La place du piéton est en effet clairement concurrencée par ces hordes sauvages de rebelles à roulettes. Comment assurer la cohabitation entre anciens et nouveaux rois du bitume ? La règlementation, floue et en retard, génère toutes sortes de comportements et transforme la marche sur le trottoir en un parcours du combattant. Car, même si la vitesse maximale ne doit pas y dépasser 6 km/h, les Rafales du macadam n’hésitent pas à slalomer entre poussettes familiales et mamies à déambulateur. Quel paradoxe !

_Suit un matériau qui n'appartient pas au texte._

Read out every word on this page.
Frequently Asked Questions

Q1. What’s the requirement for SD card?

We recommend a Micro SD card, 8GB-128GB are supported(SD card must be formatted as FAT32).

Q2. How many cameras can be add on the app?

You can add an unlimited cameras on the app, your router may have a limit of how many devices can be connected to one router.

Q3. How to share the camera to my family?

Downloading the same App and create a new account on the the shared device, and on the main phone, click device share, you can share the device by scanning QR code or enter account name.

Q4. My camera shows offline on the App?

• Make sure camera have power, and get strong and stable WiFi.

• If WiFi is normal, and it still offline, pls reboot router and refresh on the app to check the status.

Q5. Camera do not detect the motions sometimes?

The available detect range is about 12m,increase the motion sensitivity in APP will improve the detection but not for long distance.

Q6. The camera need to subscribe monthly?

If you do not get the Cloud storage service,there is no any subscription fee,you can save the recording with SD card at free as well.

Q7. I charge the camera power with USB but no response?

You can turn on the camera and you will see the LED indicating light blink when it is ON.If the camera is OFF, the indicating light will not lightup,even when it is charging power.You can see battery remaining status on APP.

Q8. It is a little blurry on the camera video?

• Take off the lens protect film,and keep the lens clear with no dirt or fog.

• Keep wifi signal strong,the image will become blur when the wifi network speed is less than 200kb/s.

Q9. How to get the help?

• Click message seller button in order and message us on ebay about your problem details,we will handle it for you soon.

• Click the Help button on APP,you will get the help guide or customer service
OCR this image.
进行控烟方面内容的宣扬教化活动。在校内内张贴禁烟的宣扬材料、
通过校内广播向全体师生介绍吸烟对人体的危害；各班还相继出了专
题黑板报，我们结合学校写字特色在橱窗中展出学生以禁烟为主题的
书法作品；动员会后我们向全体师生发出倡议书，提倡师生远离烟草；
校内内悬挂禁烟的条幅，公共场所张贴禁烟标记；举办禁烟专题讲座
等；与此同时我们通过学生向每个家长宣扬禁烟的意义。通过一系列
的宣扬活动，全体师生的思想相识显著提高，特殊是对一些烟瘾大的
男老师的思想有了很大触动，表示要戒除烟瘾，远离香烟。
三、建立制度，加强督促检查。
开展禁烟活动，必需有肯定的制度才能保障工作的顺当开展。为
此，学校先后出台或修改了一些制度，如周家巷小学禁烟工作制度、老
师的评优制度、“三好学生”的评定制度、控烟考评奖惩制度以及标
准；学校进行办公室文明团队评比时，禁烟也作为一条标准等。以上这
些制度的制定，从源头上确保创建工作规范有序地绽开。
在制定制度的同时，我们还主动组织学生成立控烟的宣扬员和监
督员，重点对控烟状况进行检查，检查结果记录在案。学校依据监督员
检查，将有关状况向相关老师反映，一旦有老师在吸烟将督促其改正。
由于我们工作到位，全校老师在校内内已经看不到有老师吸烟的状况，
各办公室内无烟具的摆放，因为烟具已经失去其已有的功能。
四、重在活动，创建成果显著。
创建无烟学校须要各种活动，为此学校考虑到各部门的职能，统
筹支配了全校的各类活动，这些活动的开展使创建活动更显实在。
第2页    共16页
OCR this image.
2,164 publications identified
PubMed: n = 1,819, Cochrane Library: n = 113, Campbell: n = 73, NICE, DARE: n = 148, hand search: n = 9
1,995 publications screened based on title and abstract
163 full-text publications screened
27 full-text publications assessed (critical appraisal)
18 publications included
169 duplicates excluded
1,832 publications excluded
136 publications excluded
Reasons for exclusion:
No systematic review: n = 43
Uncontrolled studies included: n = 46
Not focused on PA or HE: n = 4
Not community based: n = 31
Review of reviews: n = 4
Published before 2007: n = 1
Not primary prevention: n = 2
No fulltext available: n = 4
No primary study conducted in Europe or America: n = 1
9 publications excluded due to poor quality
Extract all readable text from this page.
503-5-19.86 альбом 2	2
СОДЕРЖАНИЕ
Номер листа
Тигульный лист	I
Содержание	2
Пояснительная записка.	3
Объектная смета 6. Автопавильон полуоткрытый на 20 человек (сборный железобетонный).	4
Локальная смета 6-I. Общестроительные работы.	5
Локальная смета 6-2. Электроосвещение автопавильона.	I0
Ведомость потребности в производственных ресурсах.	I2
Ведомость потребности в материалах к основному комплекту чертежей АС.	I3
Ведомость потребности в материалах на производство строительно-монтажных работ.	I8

La défense de l’écologie et le recul de la voiture en ville aboutissent au final à menacer la marche, le mode de déplacement le plus naturel qui soit ! Hélas pour les piétons, point de lobbies capables de défendre leurs intérêts. Il existe bien un parti des «marcheurs», mais depuis la dernière élection présidentielle, cette appellation a pris un sens bien différent. Selon une enquête de 2015, 85% des piétons s’estimaient être en danger dans leurs déplacements, même si certains le cherchent un peu, tel l’imprévisible homo pedibus smartphonus, zombie enfermé dans sa bulle. Seront-ils les Rambo de la jungle urbaine ou les derniers des Mohicans, cantonnés dans ces nouvelles réserves indiennes que sont les zones piétonnes ? L’avenir le dira.

En attendant, comme le disait Franck Ribéry, notre grand poète national dont le cerveau tournait moins vite qu’un ballon, “la routourne va tourner”.